Ballygunner boss Denis Walsh didn’t have it all his own way on the GAA front last weekend, as he explained in the wake of his side’s SHC title victory at Walsh Park on Sunday last.
“I’m also been coaching St Catherine’s in the camogie in Cork yesterday and Milford beat us and they beat us well – in fairness if we played them again next week they’d probably beat us by more, it wasn’t a one that got away or anything like that.
“I’ve had them in two county finals but the galling thing is that next year we’ll still be a couple of goals short of Milford and so will the other teams unless something dramatic happens so after yesterday, so after yesterday I didn’t want a different type of unique double on from winning the All-Irelands with Cork so this is great!”
Saluting his Ballygunner side, Walsh said his team had retained their hunger levels and seen off the best the rest of the county could throw at them this year.
“A lot happened within the group during the year, it was an emotional time for a whole load of reasons but they dug it out well. Tallow, in fairness to them, had a very good game plan, were very disciplined and kept it going right to the end.
“Our fellas just had to step it up a little bit during the second half, and we did that for 10 minutes in the middle of the half and that was the difference between the teams, as we got three or four points during that period and I feel that proved the difference between the teams. But credit to Tallow, they’ve had a great year and while they’ll be disappointed, they should be very proud of the year they’ve produced, with young players like Ryan Grey emerging so well. They played very well but this is our day – these lads still have great hunger.”
Admitting that “we totally malfunctioned in the 10 minutes before half-time,” Denis Walsh felt the Gunners lost their way, missing a free which would have sent them five clear, only to concede four points without reply.
“We had to keep doing the basics of the game, finding people, working the ball up along the pitch; the lads knew what they had to do and we improved greatly during the second half.

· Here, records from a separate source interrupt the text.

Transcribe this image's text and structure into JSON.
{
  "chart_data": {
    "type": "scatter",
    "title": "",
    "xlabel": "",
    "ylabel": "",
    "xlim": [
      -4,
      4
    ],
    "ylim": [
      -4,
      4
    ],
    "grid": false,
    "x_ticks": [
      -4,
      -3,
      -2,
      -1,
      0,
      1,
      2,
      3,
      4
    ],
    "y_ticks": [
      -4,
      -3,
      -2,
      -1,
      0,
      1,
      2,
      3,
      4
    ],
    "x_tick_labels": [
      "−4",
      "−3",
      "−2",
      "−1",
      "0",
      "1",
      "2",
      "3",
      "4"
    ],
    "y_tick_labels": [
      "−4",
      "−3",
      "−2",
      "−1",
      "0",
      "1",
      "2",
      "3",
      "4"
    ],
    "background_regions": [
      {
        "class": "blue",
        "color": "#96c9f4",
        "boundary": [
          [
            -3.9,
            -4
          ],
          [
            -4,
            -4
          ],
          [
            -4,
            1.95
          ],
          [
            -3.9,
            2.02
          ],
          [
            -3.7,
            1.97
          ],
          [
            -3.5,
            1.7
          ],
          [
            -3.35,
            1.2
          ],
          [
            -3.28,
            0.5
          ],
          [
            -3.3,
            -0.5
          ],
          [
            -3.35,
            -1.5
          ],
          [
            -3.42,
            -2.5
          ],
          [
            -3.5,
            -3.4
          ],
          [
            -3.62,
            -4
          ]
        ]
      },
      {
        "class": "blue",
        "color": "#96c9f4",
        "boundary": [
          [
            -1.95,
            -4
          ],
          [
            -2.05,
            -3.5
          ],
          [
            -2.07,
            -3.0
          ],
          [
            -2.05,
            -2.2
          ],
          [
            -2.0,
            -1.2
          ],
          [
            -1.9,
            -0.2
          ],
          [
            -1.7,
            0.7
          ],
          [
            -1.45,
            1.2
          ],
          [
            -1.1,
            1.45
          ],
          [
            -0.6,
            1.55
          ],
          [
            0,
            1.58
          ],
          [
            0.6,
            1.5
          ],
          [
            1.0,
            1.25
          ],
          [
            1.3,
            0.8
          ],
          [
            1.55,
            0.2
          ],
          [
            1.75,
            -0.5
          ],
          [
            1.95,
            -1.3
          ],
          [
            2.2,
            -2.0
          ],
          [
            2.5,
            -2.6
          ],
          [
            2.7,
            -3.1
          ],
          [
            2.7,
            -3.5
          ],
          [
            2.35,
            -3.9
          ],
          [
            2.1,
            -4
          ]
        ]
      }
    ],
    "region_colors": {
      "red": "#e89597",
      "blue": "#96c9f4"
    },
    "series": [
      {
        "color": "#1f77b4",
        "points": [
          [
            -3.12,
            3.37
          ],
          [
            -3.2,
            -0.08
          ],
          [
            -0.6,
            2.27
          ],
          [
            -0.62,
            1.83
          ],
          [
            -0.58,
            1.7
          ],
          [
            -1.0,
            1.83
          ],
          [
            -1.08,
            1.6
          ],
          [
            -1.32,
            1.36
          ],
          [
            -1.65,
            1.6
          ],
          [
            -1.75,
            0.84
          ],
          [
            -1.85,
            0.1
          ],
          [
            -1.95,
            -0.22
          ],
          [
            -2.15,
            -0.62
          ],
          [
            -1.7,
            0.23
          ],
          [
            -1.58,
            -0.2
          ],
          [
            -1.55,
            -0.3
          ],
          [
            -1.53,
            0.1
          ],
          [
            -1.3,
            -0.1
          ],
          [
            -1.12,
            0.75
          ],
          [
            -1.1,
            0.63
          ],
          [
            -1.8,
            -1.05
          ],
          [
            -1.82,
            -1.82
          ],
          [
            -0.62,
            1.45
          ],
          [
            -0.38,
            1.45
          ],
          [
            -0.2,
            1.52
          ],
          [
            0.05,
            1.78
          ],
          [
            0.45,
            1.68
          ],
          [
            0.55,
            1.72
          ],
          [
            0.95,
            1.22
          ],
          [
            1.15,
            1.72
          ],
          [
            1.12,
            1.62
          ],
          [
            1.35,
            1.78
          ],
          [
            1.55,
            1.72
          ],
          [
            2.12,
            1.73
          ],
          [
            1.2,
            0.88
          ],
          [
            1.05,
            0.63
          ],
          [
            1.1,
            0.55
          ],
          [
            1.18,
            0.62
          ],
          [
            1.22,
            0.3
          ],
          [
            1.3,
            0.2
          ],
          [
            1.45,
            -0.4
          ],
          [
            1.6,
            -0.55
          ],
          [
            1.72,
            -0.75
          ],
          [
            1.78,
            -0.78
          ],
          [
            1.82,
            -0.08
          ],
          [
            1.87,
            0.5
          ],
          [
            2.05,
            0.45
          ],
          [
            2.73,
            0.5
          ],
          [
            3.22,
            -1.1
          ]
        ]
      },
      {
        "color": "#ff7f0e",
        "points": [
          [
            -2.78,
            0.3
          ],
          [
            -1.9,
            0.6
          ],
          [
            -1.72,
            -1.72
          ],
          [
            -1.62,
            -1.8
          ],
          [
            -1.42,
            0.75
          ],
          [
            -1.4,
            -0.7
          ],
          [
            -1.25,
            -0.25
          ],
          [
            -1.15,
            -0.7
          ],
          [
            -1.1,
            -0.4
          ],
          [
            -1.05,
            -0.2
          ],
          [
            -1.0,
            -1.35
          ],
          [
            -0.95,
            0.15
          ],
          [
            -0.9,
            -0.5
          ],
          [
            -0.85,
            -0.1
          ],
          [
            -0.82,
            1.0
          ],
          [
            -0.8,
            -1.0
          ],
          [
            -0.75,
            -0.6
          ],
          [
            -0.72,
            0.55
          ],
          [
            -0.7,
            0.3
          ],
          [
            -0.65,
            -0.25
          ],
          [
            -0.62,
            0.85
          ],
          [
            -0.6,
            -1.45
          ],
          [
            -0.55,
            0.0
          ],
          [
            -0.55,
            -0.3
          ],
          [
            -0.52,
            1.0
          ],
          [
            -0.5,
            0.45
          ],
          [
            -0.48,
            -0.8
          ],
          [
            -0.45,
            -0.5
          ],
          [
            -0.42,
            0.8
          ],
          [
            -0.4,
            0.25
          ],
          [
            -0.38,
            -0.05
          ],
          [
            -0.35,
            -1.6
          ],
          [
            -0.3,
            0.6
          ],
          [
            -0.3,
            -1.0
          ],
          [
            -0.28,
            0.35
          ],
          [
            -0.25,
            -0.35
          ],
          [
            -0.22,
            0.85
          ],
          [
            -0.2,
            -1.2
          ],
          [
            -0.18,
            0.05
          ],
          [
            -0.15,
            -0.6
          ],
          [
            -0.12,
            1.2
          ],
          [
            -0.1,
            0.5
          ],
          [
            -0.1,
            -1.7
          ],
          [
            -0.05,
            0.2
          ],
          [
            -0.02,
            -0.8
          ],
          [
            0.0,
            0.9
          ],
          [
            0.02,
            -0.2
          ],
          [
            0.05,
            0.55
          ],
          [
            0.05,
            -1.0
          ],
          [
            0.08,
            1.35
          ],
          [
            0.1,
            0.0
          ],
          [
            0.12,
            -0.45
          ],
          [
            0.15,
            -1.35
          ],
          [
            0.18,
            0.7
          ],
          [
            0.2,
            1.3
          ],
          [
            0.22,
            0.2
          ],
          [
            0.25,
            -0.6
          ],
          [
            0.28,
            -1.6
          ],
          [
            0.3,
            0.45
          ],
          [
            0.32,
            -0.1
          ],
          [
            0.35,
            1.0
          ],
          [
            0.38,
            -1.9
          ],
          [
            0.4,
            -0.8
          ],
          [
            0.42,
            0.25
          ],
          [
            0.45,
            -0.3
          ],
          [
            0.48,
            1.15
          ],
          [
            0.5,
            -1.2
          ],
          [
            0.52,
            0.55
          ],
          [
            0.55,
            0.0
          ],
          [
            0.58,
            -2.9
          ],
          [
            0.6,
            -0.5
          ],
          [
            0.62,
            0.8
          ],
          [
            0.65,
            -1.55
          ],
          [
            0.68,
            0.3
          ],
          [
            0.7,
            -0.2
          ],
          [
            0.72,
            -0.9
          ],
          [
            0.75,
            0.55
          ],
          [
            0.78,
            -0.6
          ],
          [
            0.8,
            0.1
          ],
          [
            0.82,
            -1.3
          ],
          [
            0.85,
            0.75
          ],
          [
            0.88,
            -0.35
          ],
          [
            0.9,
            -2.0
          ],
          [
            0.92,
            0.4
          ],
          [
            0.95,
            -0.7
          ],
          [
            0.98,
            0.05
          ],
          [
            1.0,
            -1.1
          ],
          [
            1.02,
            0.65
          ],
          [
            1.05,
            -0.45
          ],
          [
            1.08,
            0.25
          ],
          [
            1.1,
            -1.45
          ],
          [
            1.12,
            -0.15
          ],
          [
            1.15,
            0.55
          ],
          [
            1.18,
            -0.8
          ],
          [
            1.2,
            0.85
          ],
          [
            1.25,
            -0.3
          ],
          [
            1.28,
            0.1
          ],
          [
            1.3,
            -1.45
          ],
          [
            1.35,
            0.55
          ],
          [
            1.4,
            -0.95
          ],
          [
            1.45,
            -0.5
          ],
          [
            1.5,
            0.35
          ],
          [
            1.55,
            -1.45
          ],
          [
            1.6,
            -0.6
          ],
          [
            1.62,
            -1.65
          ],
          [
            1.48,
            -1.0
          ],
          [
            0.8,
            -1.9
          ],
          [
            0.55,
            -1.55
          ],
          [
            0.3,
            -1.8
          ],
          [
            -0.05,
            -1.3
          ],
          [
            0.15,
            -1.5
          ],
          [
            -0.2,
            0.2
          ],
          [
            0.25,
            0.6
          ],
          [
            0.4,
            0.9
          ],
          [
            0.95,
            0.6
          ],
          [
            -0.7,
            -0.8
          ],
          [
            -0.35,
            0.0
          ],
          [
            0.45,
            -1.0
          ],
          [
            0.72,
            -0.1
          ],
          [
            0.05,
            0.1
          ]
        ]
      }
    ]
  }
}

All the lads you’d look to for leadership – Barry Coughlan, Philip (Mahony) and Shane (O’Sullivan) – they were outstanding, while some of our younger players including Peter Hogan, who’s still a minor, he was terrific as well and Shane Walsh, after having a bit of trouble during the week, he settled into the game really well.”
Tallow manager Terence McSweeney explained some of the difficulties in co-ordinating the training schedule for a panel so widely spread across a few counties and cited their “huge dedication” to reach a second final in five seasons.
“People mightn’t realise it but most of our panel don’t live in Tallow,” he said following his side’s four-point reversal.
“They’re either living and working in Cork or Waterford city and we have a good number of guys who are in third level as well. But they never complained about the travel or the commitment, and to get to where we did took a huge amount of sacrifice.”
McSweeney added: “Ballygunner obviously had their homework done on us, but we played to the end and I’m proud of what we have achieved this year.”